Disclaimer: Guess what! I don't own the characters.
Authors Note: 2nd in the series (so far). If I have any facts off, I'm sorry, I didn't pay a lot of attention to timing in the game (stupid me). Oh yea, I apologize to anyone who doesn't like Tseng's character, but this does take place approxemently 10 years before the game. For anyone interested, I put Rufus at about 10 years old, but hey, you decide on whatever age you like best.



What Makes a Man: War



"I don't want life to imitate art, I want life to be art."Postcards From the Edge


"Check."

Rufus' eyes snapped back onto the table. "Hm?"

"I said: Check."

"Oh, oh, yea," His white gloved hand rose silently and tapped aside the equally white piece. He looked back to the floor, lost in thought.

Across the table his opponent watched, slightly amused, while his rook retreated to the black side of the board. He waited calmly for the blond boy to come back to himself.

Rufus idly watched his shoes swing in the air an inch or so above the carpet, the chair was tall, and he was on the small side for his age. Not much of a surprise, considering how little he had eaten the first few years after his mother's death. The boy sighed, and leaned his elbows on the table, "My turn?"

The young man across from him nodded.
Rufus slid a pawn forward, making it an easy target for his opponent's bishop. Then settled his head on his hands.

The bishop claimed the pawn, and stood safe, in the middle of the board. "You seem more distracted than usual today, Sir."

Rufus looked up, "I'm pondering your lack of personality." He said, smiling to show it was a joke. "And please don't call me sir, its, well, its weird." Not that he was particularly 'normal'. He smiled serenely across the board at Tseng, youngest of the Turks, and his 'bodyguard' for the day. "None of the others call me sir," he added.

"None of the others are assigned to protect you."

"You mean baby-sit me." His father had made sure someone watched him at all times since his eating had dropped off three years before. Rufus' small size didn't upset the man, quiet the contrary, it made Rufus even more appealing to the cameras. However, if the boy starved himself to death, or into a hospital, it might draw more negative attention. And they couldn't have that, now could they?

Rufus moved a knight next to Tseng's bishop.

Tseng smiled and slid his bishop along the black tiles, letting it rest against the board's edge.
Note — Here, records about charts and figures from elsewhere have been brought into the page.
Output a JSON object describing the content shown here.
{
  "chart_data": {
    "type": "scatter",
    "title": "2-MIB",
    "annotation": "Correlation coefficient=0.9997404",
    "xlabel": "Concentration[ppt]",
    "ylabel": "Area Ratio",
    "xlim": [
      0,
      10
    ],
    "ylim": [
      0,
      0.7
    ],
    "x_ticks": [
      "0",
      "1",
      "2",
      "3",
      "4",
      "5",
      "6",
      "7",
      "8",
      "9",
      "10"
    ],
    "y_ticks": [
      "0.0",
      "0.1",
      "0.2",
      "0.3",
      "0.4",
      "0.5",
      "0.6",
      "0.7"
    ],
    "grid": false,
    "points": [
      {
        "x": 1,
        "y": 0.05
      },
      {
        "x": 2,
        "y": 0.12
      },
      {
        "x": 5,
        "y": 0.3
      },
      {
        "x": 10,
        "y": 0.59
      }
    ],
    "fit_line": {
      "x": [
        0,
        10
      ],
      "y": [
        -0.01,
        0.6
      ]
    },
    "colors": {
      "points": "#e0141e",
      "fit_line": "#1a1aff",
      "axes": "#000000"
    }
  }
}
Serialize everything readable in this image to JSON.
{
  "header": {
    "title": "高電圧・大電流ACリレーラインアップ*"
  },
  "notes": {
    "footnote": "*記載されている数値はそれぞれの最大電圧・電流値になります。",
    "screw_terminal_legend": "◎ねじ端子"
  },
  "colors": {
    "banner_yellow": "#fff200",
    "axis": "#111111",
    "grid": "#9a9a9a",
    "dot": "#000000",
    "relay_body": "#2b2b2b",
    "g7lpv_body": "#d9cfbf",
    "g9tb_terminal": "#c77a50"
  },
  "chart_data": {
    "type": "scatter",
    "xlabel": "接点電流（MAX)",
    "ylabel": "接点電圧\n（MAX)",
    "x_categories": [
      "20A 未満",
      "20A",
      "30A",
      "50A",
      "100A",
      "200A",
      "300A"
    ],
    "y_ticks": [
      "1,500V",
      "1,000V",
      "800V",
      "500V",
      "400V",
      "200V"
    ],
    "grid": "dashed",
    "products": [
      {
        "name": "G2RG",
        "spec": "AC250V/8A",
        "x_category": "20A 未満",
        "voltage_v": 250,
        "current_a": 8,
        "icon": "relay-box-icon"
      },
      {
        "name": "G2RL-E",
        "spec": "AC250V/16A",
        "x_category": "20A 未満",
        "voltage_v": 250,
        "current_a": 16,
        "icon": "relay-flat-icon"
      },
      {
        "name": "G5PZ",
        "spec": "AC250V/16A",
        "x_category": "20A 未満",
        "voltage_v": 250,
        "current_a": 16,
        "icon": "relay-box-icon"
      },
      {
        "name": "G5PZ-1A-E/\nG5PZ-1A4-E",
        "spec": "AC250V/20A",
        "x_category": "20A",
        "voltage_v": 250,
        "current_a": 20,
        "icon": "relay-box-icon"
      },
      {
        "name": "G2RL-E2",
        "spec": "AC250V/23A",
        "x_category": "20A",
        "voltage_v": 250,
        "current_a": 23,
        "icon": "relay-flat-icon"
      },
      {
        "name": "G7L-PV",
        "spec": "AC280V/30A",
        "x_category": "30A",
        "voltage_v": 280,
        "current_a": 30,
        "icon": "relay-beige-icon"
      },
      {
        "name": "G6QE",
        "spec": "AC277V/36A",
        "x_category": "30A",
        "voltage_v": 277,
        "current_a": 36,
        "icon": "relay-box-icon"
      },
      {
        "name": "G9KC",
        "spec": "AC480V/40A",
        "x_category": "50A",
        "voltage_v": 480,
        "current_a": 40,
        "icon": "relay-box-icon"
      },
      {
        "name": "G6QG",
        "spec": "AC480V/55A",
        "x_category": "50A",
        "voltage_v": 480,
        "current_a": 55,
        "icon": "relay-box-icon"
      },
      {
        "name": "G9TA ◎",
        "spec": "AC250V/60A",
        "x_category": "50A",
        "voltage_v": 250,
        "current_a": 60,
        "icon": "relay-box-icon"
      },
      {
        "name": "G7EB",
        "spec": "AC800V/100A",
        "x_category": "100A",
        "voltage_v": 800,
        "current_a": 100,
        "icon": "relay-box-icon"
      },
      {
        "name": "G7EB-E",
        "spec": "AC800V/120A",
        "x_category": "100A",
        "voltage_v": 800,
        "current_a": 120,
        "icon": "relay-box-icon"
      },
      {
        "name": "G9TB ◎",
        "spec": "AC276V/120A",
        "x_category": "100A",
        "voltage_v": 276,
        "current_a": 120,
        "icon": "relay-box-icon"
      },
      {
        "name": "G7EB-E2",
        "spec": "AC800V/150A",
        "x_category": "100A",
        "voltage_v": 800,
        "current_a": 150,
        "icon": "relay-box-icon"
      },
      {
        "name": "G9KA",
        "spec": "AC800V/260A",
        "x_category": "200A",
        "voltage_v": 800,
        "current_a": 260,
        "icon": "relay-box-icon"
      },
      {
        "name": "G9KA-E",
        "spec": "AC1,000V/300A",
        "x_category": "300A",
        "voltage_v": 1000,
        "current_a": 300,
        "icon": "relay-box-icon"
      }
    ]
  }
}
Rufus leaned forward and moved his knight one space up and over three. To land neatly on a black rook. Then watched as Tseng's remaining rook moved forward, and into the white knight's line of attack. "Is this like war, Tseng?" He asked, moving his knight away from the rook, and the trap lying with it. "Sacrificing one thing to destroy another? Is this what's going on in Wutai?"

"No. In war your Queen is shot by a pawn from another board, and your King is held hostage by the white bishops." The bitterness in the turks' voice surprised him.

"Oh." He moved his queen back. "Then why do we play it? If not to learn strategy?" he rolled the 'r', in a mock of the way his father pronounced the word.

"Because-" Tseng smiled, and something about the smile twisted Rufus' stomach. "Because its fun. Destroying something in a fair and civil manner."

"Oh," Rufus said again, "Is that why?" He sat for a moment, seemingly lost in thought. He pictured Wutai, the way it looked in one of his books, green and quaint, with great mountains in the background. He pictured the buildings burning, and the villagers fighting against each other while the Shinra soldiers invaded.

Rufus frowned, his eyes darkening. And, never once looking at the chessboard, reached out and knocked down his king. "I like things to be as they are."

The ivory king fell silently, and lay, sacrificed by its god on the black tiles.